Palu

Kapolda Berikan Pembekalan Personil Pengaman BKO PAM TPS

Kapolda Sulteng Brigjen Pol Drs. Lukman Wahyu Hariyanto.MSi bersama Karo Ops Polda Sulteng Kombes Pol Iman Wahyudi SIK,MSi.MH

Palu, Swatvnews.id – Untuk menindak lanjuti kebutuhan personil Polri yang akan melaksanakan pengamanan Tempat Pemungutan Suara ( TPS ) Pemilu Legislatif dan Pemilu Presiden / Wakil Presiden 2019.

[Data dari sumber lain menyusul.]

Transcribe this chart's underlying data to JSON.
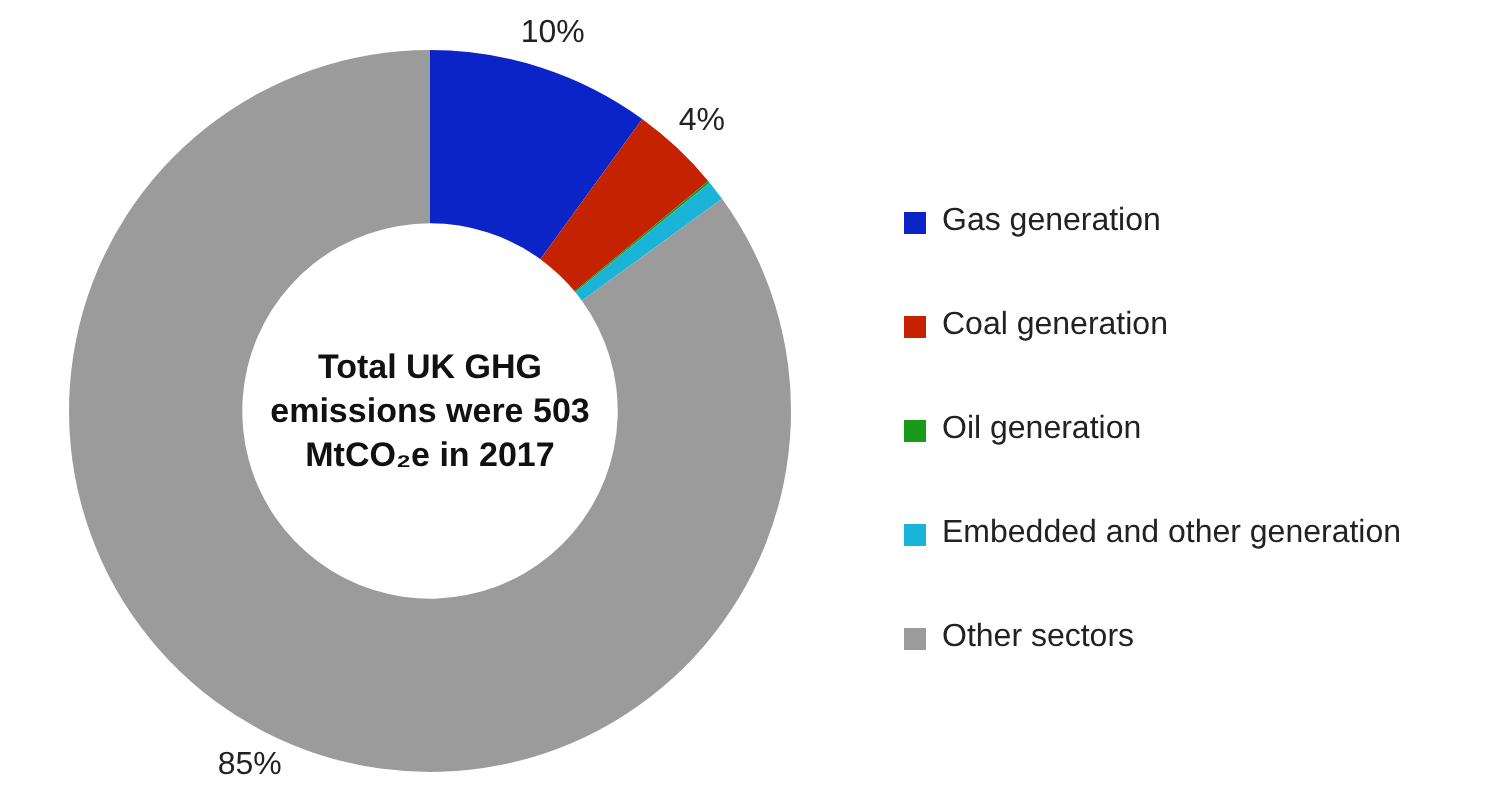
{
  "chart_data": {
    "type": "donut",
    "categories": [
      "Gas generation",
      "Coal generation",
      "Oil generation",
      "Embedded and other generation",
      "Other sectors"
    ],
    "values": [
      10,
      4,
      0.1,
      0.9,
      85
    ],
    "colors": [
      "#0a24c8",
      "#c42200",
      "#1a9a1a",
      "#19b4d8",
      "#9b9b9b"
    ],
    "value_labels": [
      "10%",
      "4%",
      null,
      null,
      "85%"
    ],
    "annotations": [
      "Total UK GHG emissions were 503 MtCO₂e in 2017"
    ],
    "legend": "right"
  }
}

Sebanyak 1.551 Personil Polda Sulawesi Tengah, Kamis (11/04/19) pagi bertempat dilapangan Apel Polda Sulawesi Tengah mengikuti pembekalan yang di pimpin langsung Kapolda Sulteng Brigjen Pol. Drs. Lukman Wahyu Hariyanto.

Dalam kesempatan itu, Kapolda memberi motivasi kepada Pasukan BKO Polda Sulteng yang akan diperbantukan ke seluruh Wilayah Kabupaten / Kota di Sulawesi Tengah untuk membantu Polres jajaran dalam pengamanan TPS.

Hadir dalam pembekalan kepada pasukan BKO Polda Sulteng ke Polres jajaran adalah Wakapolda Sulteng Kombes Pol. Drs. Setyo Boedi Moempoeni Harso, SH, M.hum, Irwasda Polda Sulteng Kombes Pol. Drs. Arief Syarief Hidayat, M.si, Pejabat Utama Polda Sulteng, Para Pamen dan Pasukan BKO Pam TPS Polda Sulteng berjumlah 1.551 personil yang diambil dari seluruh Satker yang ada di Polda Sulteng.

Kapolda Sulteng Brigjen Pol. Drs. Lukman Wahyu Hariyanto, M.si dalam arahan pembekalan, berpesan kepada Seluruh anggota BKO Pam TPS langsung berangkat menuju tempat penugasan yaitu seluruh wilayah Polres jajaran Polda Sulteng yang nanti akan dilepas pada tanggal 13 dan 14 April 2019, melapor kepada Kapolres setempat bahwa saudara-saudara sudah sampai diwilayah Polres yang kemudia akan disebar ke lokasi-lokasi TPS, untuk di kenali siapa KPPS, siapa petugas linmas, siapa petugas TNI yang ada, siapa Kepala Desa, Siapa Ketua RT/RW minta nomor kontak mereka agar memudahkan komunikasi apabila ada permasalahan dilapangan, pelajari tipologi wilayah penugasan dengan menggalang potensi masyarakat yang ada.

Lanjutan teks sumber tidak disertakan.